The first such structure, as described on the whizzy website that goes with the book, is to be a “temple to perspective”, based in London’s financial sector and “representing the age of the earth, with each centimetre of height equating to one millions years. Measuring 46 metres in all, the tower would feature, at its base, a tiny band of gold a mere millimetre thick, standing for mankind’s time on earth.”
Pie in the sky it is not, by the way. More than half the money has reportedly already been raised.
The Daily Telegraph’s Sameer Rahim assesses the ambitious proposal:
De Botton wants to reclaim atheism from strident anti-religion figures such as Richard Dawkins. While this is a laudable aim, I can’t help thinking there is something misconceived about the project.
What we find beautiful is inevitably bound up with the values of the people who made it: a Protestant may recoil from a rococo Italian church or a Muslim find a synagogue too plain for his tastes not because of an abstract aesthetic sense but because it seems foreign to the way they worship.
The strict beliefs that de Botton shies away from are exactly what thrill and terrify visitors to a sacred space: the thought that it was built in the name of truth.
An angrier critique comes in the Daily Mail, where Alexander Boot attacks a “deranged project”. Mind you, it’s hard to take seriously someone who asserts: “One can be either an atheist or a philosopher, not both.”

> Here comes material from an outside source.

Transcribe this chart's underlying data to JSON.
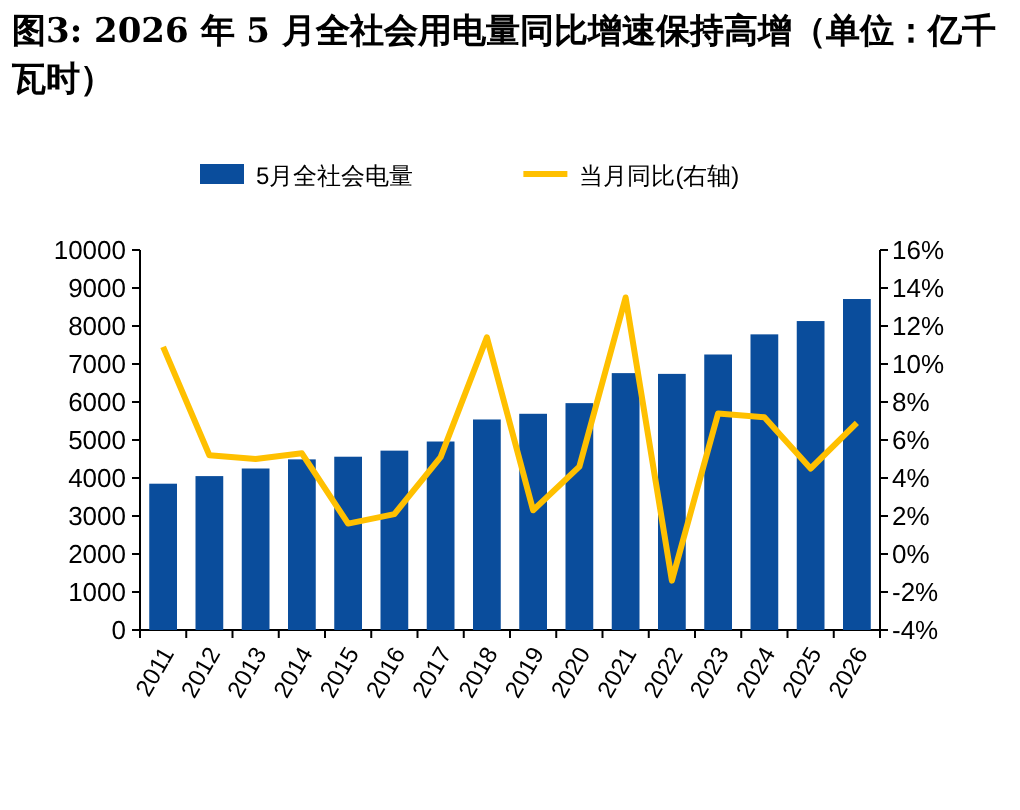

The idea hasn’t gone down that well with Dawkins, either. “Atheists don’t need temples,” he told the Guardian, arguing that the money would be better spent on secular education.

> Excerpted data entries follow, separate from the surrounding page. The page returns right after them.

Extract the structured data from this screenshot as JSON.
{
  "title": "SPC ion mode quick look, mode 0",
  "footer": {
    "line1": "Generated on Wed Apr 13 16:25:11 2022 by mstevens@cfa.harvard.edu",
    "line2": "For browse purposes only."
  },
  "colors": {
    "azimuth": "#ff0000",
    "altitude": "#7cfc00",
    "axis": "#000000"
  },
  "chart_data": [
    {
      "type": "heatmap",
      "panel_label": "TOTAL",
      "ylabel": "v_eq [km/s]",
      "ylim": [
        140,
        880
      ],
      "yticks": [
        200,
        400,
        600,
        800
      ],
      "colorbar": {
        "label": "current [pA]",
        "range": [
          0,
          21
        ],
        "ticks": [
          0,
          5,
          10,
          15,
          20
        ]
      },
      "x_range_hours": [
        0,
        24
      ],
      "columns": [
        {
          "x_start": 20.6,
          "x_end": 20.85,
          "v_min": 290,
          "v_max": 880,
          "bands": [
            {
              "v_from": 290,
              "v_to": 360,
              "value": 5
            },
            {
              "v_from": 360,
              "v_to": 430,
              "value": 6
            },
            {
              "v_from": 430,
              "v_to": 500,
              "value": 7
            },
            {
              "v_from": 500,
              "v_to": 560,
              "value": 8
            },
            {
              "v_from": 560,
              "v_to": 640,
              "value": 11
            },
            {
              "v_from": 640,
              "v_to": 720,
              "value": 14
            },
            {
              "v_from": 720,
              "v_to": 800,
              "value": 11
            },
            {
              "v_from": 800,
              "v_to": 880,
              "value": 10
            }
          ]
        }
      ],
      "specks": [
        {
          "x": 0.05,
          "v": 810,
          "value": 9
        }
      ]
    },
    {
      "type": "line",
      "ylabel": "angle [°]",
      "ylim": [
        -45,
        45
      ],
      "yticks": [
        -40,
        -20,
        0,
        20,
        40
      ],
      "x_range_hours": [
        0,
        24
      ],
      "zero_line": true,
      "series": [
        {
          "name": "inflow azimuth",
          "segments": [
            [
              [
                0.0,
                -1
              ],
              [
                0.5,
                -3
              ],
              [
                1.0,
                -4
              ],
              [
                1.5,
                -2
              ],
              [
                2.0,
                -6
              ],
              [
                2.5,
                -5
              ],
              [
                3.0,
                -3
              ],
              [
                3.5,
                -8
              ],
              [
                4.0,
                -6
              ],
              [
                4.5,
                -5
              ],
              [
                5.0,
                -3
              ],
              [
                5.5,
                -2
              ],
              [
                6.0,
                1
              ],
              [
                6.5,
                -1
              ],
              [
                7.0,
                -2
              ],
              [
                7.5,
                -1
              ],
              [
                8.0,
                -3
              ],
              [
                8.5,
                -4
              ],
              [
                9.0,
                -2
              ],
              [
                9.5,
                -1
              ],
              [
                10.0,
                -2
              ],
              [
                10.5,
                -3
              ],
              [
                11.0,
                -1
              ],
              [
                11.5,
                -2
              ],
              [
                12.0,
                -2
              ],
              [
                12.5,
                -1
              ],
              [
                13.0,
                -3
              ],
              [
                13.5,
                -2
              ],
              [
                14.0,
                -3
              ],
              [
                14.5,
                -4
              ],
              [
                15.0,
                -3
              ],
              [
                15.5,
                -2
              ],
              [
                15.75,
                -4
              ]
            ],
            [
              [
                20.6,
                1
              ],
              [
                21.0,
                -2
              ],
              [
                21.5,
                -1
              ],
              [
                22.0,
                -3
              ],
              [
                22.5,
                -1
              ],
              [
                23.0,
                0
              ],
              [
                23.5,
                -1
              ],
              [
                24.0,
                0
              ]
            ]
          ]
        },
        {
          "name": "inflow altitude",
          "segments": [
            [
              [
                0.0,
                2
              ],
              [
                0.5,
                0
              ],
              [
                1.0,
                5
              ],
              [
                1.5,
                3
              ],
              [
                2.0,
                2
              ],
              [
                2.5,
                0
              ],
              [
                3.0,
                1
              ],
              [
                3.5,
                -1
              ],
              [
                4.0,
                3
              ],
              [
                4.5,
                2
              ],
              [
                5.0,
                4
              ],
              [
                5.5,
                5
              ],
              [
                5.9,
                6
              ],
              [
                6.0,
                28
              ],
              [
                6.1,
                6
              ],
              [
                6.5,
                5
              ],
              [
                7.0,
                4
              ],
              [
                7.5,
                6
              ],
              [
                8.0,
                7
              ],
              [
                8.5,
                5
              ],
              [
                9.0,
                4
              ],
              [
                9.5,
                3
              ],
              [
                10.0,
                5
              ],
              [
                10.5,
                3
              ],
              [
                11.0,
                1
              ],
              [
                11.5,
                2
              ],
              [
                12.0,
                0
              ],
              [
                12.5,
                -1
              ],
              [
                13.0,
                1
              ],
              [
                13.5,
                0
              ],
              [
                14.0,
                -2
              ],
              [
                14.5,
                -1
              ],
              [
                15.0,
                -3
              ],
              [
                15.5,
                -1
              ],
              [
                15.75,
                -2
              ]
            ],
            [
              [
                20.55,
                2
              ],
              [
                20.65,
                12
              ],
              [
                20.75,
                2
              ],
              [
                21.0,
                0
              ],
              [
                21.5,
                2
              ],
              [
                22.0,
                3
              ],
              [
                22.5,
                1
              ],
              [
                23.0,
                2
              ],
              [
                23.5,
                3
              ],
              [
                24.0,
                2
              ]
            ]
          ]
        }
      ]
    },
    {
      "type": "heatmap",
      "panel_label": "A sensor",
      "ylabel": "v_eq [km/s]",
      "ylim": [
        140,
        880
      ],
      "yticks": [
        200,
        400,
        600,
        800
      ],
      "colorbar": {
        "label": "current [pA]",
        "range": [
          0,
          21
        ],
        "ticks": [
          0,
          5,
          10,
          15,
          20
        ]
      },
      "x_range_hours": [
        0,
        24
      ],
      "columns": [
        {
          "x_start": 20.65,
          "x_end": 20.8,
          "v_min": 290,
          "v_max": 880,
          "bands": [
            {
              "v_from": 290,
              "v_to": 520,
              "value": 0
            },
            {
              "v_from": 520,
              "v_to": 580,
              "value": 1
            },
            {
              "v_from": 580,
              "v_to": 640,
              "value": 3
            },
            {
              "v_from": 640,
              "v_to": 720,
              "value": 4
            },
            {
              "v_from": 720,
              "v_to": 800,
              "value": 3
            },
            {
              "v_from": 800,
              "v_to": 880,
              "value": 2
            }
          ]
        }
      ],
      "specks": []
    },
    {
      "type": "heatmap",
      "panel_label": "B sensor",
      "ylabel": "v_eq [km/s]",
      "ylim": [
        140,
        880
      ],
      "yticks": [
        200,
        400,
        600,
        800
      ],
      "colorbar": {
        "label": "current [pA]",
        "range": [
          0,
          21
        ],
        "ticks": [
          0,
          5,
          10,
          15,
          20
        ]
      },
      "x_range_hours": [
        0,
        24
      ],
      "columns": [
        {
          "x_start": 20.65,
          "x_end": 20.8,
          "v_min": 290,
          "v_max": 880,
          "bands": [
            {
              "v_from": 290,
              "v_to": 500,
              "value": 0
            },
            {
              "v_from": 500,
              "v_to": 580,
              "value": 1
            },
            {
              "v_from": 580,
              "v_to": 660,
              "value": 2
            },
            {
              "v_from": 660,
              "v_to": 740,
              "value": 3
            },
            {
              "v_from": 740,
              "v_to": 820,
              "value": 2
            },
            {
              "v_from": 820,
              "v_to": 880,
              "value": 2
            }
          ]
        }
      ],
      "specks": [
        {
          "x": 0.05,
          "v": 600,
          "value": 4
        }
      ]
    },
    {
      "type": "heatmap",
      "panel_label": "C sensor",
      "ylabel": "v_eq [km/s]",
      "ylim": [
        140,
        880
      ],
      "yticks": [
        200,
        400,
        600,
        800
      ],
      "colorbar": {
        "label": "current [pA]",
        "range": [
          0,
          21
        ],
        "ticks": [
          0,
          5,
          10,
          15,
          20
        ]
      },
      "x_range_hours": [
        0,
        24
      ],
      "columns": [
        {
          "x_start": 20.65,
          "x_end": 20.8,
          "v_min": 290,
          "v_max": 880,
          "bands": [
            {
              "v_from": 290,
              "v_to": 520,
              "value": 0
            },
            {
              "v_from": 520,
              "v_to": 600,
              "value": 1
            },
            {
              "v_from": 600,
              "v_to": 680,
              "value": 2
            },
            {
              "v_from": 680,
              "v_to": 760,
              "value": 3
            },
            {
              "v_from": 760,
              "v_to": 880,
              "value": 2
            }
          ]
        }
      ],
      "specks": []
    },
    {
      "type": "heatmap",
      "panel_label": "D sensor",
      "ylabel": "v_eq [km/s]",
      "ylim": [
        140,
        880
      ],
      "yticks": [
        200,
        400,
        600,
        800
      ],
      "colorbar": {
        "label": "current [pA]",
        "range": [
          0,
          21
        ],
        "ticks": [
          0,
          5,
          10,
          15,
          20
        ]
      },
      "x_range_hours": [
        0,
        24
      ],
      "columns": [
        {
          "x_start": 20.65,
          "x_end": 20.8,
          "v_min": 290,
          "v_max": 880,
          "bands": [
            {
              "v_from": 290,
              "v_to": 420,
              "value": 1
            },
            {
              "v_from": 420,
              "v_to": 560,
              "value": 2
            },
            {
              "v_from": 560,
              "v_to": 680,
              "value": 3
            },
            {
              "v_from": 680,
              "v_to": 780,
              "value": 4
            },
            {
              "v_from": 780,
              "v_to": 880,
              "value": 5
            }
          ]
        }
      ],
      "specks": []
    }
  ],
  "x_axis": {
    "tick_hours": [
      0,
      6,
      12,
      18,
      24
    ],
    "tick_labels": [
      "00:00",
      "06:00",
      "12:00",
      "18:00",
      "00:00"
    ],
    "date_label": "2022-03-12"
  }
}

And it will surprise no one to learn that Terry Eagleton has served up a scathing review in the Guardian:
What the book does, in short, is hijack other people’s beliefs, empty them of content and redeploy them in the name of moral order, social consensus and aesthetic pleasure. It is an astonishingly impudent enterprise. It is also strikingly unoriginal.
Just as well, perhaps, that Eagleton is not an internet kind of chap. After a New York Times critic called an earlier de Botton book superficial and snobby, the normally soft-spoken author lashed out in a comment on the critic’s personal blog. “I will hate you till the day I die,” wrote De Botton, “and wish you nothing but ill will in every career move you make. I will be watching with interest and schadenfreude.”